For companies looking to grow, the ultimate objective of a Data Strategy is not to replace people in the companies but to help them do their jobs more effectively and efficiently than ever before. People will be replaced in their repetitive, simple processes. However, once they are automated, people can focus on high-quality problems, problems that only humans can solve, and problems that are truly complex and require creative solutions or human interaction.
Data Strategy makes the way to becoming a data-driven company transparent and consistent. It secures you against possible risks and provides you with a clear picture of how to scale your business with technology.
Most common problems
When a company finally decides to take data strategy seriously, these are the most common problems found:
Foundation:
Lack of OKRs or strategic KPIs: the company doesn’t know where it is, where it wants to go, and if it’s going in the right direction.

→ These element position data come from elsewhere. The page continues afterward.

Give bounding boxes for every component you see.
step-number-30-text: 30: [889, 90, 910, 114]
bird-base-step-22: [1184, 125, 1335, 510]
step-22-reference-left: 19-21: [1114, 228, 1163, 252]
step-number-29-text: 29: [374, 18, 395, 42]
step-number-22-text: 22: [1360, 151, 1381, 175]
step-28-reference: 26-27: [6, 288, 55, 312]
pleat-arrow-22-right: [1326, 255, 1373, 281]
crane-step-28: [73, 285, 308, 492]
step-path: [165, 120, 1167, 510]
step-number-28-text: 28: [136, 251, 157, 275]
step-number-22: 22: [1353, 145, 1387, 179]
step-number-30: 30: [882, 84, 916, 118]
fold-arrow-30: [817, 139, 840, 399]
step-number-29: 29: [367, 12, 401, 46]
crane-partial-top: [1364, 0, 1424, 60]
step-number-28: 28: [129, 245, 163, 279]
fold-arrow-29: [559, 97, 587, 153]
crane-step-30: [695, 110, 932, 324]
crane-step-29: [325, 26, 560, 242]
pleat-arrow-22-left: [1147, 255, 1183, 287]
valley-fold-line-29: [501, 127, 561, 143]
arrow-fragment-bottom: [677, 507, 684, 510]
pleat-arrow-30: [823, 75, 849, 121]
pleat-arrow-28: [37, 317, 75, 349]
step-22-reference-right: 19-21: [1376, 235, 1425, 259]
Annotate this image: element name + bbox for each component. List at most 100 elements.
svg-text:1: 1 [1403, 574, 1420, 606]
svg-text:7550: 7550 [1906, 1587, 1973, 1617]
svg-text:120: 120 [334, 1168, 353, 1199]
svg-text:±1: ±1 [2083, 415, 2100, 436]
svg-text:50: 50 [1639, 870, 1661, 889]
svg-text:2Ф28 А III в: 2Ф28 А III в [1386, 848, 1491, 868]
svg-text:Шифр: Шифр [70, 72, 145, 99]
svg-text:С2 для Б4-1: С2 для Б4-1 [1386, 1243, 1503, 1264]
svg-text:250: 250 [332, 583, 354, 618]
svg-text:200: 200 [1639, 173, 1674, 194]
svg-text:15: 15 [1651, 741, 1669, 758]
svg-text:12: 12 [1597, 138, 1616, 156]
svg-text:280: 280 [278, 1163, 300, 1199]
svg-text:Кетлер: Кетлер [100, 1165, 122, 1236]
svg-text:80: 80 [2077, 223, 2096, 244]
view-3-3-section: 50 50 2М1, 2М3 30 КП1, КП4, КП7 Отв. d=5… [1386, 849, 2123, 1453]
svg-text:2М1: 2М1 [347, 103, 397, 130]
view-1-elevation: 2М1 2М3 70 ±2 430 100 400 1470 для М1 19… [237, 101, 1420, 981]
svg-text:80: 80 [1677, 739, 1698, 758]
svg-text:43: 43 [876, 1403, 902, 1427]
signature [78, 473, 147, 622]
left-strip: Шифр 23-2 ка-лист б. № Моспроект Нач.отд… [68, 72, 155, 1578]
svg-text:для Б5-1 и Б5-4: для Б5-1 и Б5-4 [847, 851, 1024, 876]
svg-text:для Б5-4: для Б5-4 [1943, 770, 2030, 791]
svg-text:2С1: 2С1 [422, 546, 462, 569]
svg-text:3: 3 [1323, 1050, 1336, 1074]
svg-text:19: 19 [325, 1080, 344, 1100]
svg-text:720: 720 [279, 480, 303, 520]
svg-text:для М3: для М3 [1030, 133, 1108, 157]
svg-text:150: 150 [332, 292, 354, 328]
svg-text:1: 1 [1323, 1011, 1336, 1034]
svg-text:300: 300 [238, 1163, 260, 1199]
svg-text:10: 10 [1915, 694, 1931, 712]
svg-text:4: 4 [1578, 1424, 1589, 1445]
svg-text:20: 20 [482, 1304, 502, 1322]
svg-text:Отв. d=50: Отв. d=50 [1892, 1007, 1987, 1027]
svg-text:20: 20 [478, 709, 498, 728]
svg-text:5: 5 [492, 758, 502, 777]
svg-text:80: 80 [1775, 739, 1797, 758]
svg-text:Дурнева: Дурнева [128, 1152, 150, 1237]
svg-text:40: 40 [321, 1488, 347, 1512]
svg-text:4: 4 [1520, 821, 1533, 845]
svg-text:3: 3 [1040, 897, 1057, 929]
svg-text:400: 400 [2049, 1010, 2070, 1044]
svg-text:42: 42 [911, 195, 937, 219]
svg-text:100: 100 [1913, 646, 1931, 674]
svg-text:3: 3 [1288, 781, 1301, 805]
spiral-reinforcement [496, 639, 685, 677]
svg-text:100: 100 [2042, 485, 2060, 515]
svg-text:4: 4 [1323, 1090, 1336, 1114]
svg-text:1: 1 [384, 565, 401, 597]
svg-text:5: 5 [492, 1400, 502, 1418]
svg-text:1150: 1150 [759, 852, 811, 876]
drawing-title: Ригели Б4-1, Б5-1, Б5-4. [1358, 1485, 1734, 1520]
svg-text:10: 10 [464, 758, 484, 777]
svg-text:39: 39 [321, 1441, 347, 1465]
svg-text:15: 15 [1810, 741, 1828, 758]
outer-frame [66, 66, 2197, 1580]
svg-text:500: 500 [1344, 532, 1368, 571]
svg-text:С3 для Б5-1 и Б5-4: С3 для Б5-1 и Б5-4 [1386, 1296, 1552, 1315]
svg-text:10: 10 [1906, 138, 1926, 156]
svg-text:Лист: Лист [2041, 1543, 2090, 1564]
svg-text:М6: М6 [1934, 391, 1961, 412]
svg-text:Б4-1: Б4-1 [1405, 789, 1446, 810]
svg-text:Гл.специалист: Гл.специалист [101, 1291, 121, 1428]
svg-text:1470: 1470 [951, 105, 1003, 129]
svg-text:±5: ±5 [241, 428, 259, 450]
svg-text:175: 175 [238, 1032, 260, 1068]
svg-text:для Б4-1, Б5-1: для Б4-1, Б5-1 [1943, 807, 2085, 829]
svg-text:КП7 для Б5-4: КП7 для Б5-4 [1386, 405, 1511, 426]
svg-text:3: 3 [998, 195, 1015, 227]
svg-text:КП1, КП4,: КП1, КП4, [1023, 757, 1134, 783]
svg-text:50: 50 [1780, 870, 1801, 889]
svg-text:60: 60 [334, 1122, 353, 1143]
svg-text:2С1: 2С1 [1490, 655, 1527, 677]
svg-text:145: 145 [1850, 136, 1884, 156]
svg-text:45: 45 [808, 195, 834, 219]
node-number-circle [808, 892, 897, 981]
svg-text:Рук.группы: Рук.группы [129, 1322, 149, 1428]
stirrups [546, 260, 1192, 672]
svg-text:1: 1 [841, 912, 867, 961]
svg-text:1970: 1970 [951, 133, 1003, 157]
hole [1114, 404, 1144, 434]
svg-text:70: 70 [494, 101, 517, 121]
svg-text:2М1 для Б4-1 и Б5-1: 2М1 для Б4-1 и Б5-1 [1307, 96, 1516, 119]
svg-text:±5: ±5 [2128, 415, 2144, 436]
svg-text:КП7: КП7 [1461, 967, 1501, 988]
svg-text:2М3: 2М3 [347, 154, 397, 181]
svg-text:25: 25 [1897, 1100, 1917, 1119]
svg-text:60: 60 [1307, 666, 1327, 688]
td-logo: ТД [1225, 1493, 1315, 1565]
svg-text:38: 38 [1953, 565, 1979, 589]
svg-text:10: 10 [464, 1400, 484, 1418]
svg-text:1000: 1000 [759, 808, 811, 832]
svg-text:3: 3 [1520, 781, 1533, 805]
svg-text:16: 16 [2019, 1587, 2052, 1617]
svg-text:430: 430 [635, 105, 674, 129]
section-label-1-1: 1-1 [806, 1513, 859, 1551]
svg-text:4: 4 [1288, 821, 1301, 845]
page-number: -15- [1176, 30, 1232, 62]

Lack of a single source of truth: the data is scattered across the organization, many times living in silos.
Lack of technical infrastructure: there’s no infrastructure to support the company in becoming data-driven.
Observation:
No dashboards: the company doesn’t have any dashboards or visualizations to help understand patterns in the data;
No alerts: the company lacks systems that alert when a target is hit when the performance drops a certain level, or an anomaly is identified.
Resilience:
Subsystems dependency: systems in the company might be over-dependent on other systems, in a way that if one of those systems fails, the whole company might fail. One example is invoicing, many companies will stop if their single invoicing system fails.
Competence:
Processes aren’t clearly defined: many times organizations want to use AI and data science to improve parts of processes that aren’t even formally defined or documented yet.
Expansion:
Jumping ahead: imagine on your first day of running wanting to try a marathon. Many companies are trying to jump straight into the most advanced analysis without taking care of the simple things first. They want to develop and deploy full-scale recommendation systems or super-advanced language models, however, they lack the basic foundation that will support the development, deployment and maintenance of those systems.
Did you notice that, before each of these systems, there’s a category? Foundation, Observation, Resilience, Competence, and Expansion - or FORCE - is our data strategy methodology that tackles each of these challenges and sets up any organization on a successful path to success.